EDSON B. SCHOCK
EDSON BURR SCHOCK (1871-1950)
Biography of Edson B. Schock and Edson I. Schock
Edson Burr Schock (1871-1950) began his yacht design career at the age of 28, when he started working as an apprentice draftsman for A. Cary Smith. In 1900, only a year later, Schock opened his own office. In the early years, he supplemented his business with jobs at the Cramp Shipyard in Philadelphia and a shipyard in Groton, CT. Between 1906 and 1910, he was the design editor for Rudder magazine, and he continued to write articles for various publications throughout his life. At the request of a client in 1910, Schock moved to Vancouver, BC, to supervise construction of a yacht, and he spent the next 40 years at several locations on the West Coast. In 1922, he set up shop in Los Angeles and capitalized on the growth of the movie industry. He spent much of World War II in Stockton, CA, where he designed minesweepers and tugs for the war effort. In 1949, he moved to Kingston, RI, to be near his son, Edson I. Schock. Edson B. Schock's design career is characterized by its diversity - he drafted racing power boats, motor yachts, racing and cruising sailboats, military and government craft, as well as a variety of commercial vessels such as freighters, tugs, and fishing boats.

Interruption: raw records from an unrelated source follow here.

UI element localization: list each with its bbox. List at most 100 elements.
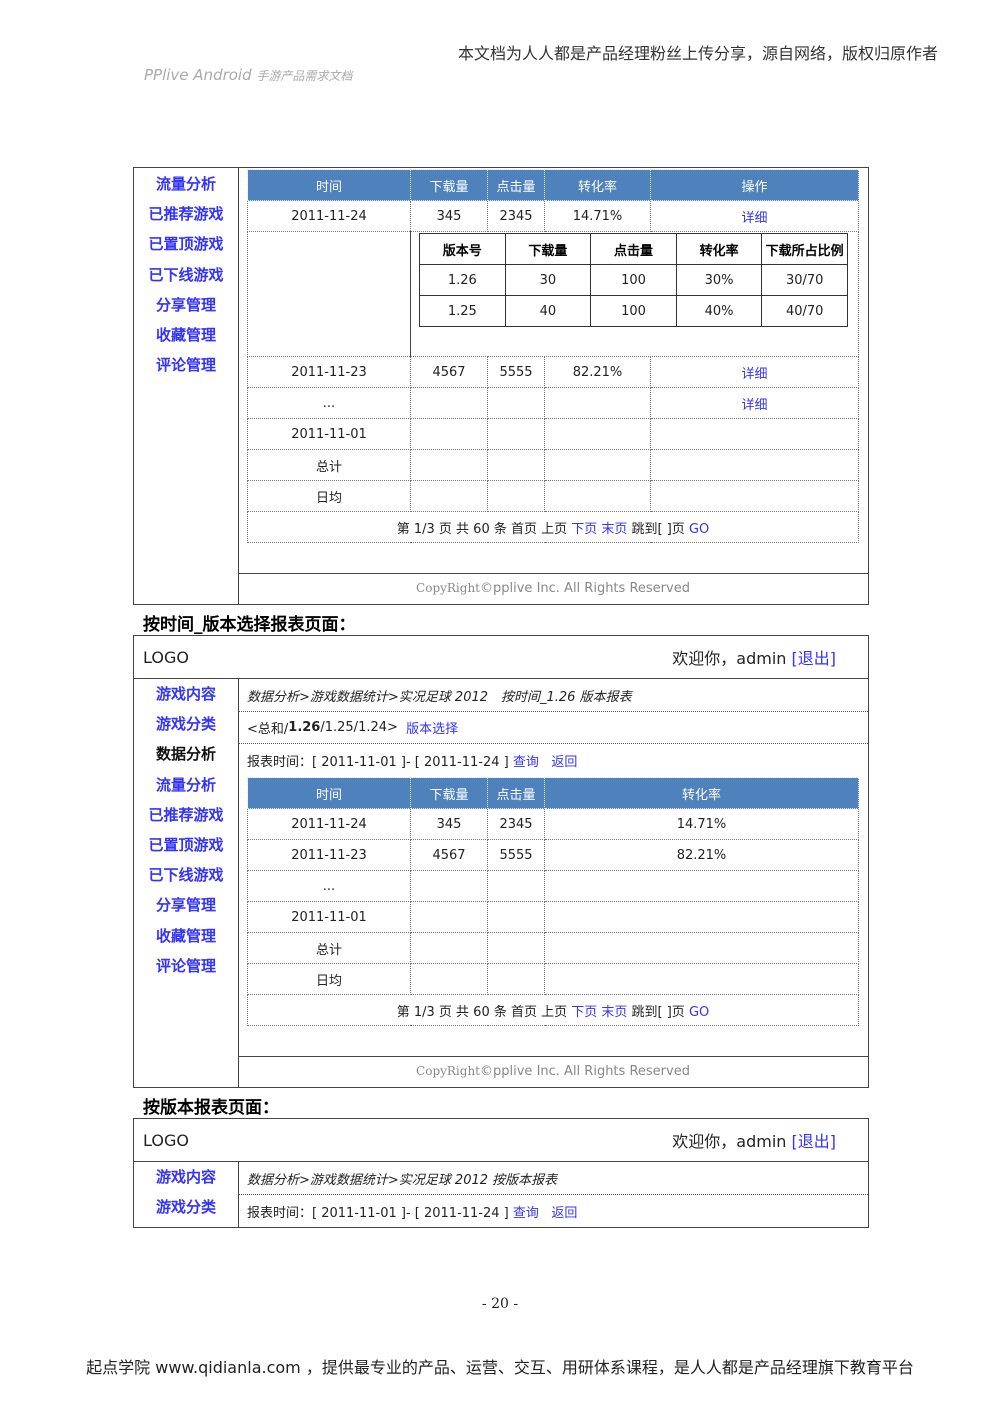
logout-link[interactable]: [退出]	[791, 649, 837, 668]
copyright: CopyRight©pplive Inc. All Rights Reserve…	[416, 1064, 690, 1079]
last-page-link[interactable]: 末页	[601, 521, 632, 537]
table-cell: 14.71%	[544, 808, 859, 840]
table-cell[interactable]: 详细	[650, 356, 859, 388]
logout-link[interactable]: [退出]	[791, 1132, 837, 1151]
table-cell	[487, 418, 545, 450]
version-select-link[interactable]: 版本选择	[406, 722, 459, 737]
sidebar-item[interactable]: 已下线游戏	[148, 866, 224, 885]
table-cell: 40	[504, 295, 592, 327]
table-cell: 日均	[247, 480, 411, 512]
breadcrumb: 数据分析>游戏数据统计>实况足球 2012 按时间_1.26 版本报表	[239, 679, 868, 712]
next-page-link[interactable]: 下页	[571, 521, 602, 537]
sidebar-item[interactable]: 游戏分类	[155, 715, 216, 734]
report-table: 时间 下载量 点击量 转化率 2011-11-24 345 2345 14.71% 2011-1…	[247, 777, 859, 1026]
back-link[interactable]: 返回	[551, 1205, 578, 1221]
table-cell	[410, 963, 488, 995]
table-cell: 4567	[410, 356, 488, 388]
sidebar-item[interactable]: 评论管理	[155, 956, 216, 975]
current-version: 1.26	[288, 720, 321, 735]
jump-input[interactable]: 跳到[ ]页	[631, 521, 689, 537]
table-cell: 82.21%	[544, 356, 651, 388]
go-button[interactable]: GO	[688, 521, 710, 537]
table-cell: 2011-11-23	[247, 839, 411, 871]
sidebar-item[interactable]: 分享管理	[155, 896, 216, 915]
mockup-version-report: LOGO 欢迎你，admin [退出] 游戏内容游戏分类 数据分析>游戏数据统计…	[133, 1118, 869, 1228]
sidebar-item[interactable]: 已下线游戏	[148, 265, 224, 284]
go-button[interactable]: GO	[688, 1004, 710, 1020]
logo: LOGO	[143, 1130, 189, 1150]
back-link[interactable]: 返回	[551, 754, 578, 770]
pagination: 第 1/3 页 共 60 条 首页 上页 下页 末页 跳到[ ]页 GO	[247, 994, 859, 1026]
table-row: 1.26 30 100 30% 30/70	[419, 264, 848, 296]
table-cell[interactable]: 详细	[650, 387, 859, 419]
table-cell	[410, 932, 488, 964]
table-row: ...	[247, 870, 859, 902]
welcome-text: 欢迎你，admin	[672, 1132, 787, 1151]
query-link[interactable]: 查询	[512, 754, 539, 770]
table-cell	[410, 480, 488, 512]
table-cell: 总计	[247, 932, 411, 964]
mockup-time-report: 流量分析已推荐游戏已置顶游戏已下线游戏分享管理收藏管理评论管理 时间 下载量 点击量…	[133, 167, 869, 605]
sidebar-item[interactable]: 评论管理	[155, 356, 216, 375]
table-cell	[544, 418, 651, 450]
jump-input[interactable]: 跳到[ ]页	[631, 1004, 689, 1020]
sidebar-item[interactable]: 分享管理	[155, 295, 216, 314]
table-cell: 40%	[675, 295, 763, 327]
table-cell	[487, 449, 545, 481]
table-cell	[650, 449, 859, 481]
column-header: 下载量	[504, 233, 592, 265]
sidebar-item[interactable]: 已置顶游戏	[148, 235, 224, 254]
table-cell	[544, 963, 859, 995]
sidebar-item[interactable]: 游戏分类	[155, 1198, 216, 1217]
table-row: 2011-11-24 345 2345 14.71%	[247, 808, 859, 840]
sidebar-item[interactable]: 游戏内容	[155, 685, 216, 703]
next-page-link[interactable]: 下页	[571, 1004, 602, 1020]
sidebar-item[interactable]: 数据分析	[155, 745, 216, 764]
table-row: 日均	[247, 963, 859, 995]
top-bar: LOGO 欢迎你，admin [退出]	[134, 1119, 868, 1162]
table-cell: 2345	[487, 808, 545, 840]
doc-title: PPlive Android	[144, 66, 252, 84]
column-header: 下载所占比例	[761, 233, 848, 265]
logo: LOGO	[143, 647, 189, 667]
table-cell	[487, 387, 545, 419]
table-cell	[410, 901, 488, 933]
table-row: 2011-11-23 4567 5555 82.21%	[247, 839, 859, 871]
sidebar-item[interactable]: 流量分析	[155, 775, 216, 794]
table-cell: 100	[590, 264, 677, 296]
table-cell	[487, 963, 545, 995]
table-cell: 1.26	[419, 264, 506, 296]
sidebar-item[interactable]: 已推荐游戏	[148, 205, 224, 224]
report-table: 时间 下载量 点击量 转化率 操作 2011-11-24 345 2345 14.71% 详细 版本…	[247, 169, 859, 543]
table-cell	[410, 870, 488, 902]
copyright: CopyRight©pplive Inc. All Rights Reserve…	[416, 581, 690, 596]
table-cell: 40/70	[761, 295, 848, 327]
table-cell: 30%	[675, 264, 763, 296]
table-cell: 1.25	[419, 295, 506, 327]
table-row: 总计	[247, 449, 859, 481]
table-row: 总计	[247, 932, 859, 964]
table-cell: ...	[247, 870, 411, 902]
top-bar: LOGO 欢迎你，admin [退出]	[134, 636, 868, 679]
table-row: 2011-11-24 345 2345 14.71% 详细	[247, 200, 859, 232]
table-header: 时间 下载量 点击量 转化率 操作	[247, 169, 859, 201]
mockup-version-select: LOGO 欢迎你，admin [退出] 游戏内容游戏分类数据分析流量分析已推荐游…	[133, 635, 869, 1088]
version-bar: <总和/1.26/1.25/1.24> 版本选择	[239, 712, 868, 744]
breadcrumb: 数据分析>游戏数据统计>实况足球 2012 按版本报表	[239, 1162, 868, 1195]
column-header: 转化率	[544, 169, 651, 201]
section-title: 按时间_版本选择报表页面：	[143, 615, 356, 635]
sidebar-item[interactable]: 已置顶游戏	[148, 835, 224, 854]
sidebar-item[interactable]: 收藏管理	[155, 325, 216, 344]
pagination: 第 1/3 页 共 60 条 首页 上页 下页 末页 跳到[ ]页 GO	[247, 511, 859, 543]
table-cell: 14.71%	[544, 200, 651, 232]
table-cell	[544, 932, 859, 964]
sidebar-item[interactable]: 流量分析	[155, 175, 216, 193]
sidebar-item[interactable]: 收藏管理	[155, 926, 216, 945]
table-cell[interactable]: 详细	[650, 200, 859, 232]
last-page-link[interactable]: 末页	[601, 1004, 632, 1020]
sidebar-item[interactable]: 游戏内容	[155, 1168, 216, 1186]
sidebar-item[interactable]: 已推荐游戏	[148, 805, 224, 824]
sidebar: 游戏内容游戏分类数据分析流量分析已推荐游戏已置顶游戏已下线游戏分享管理收藏管理评…	[134, 679, 239, 1087]
query-link[interactable]: 查询	[512, 1205, 539, 1221]
document-title: PPlive Android 手游产品需求文档	[144, 66, 352, 84]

Edson Irwin Schock (1897-1988)
EDSON IRWIN SCHOCK (1897-1988)
graduated from MIT's naval architecture program in 1918 and eventually became a professor in the engineering department at the University of Rhode Island. He was particularly interested in efficient construction techniques, and he produced many designs for small, easy-to-build plywood boats. In 1952, he published his book, "How to Build Small Boats." After his retirement, he joined the staff at Mystic Seaport and drew plans for many of the Museum's historic watercraft.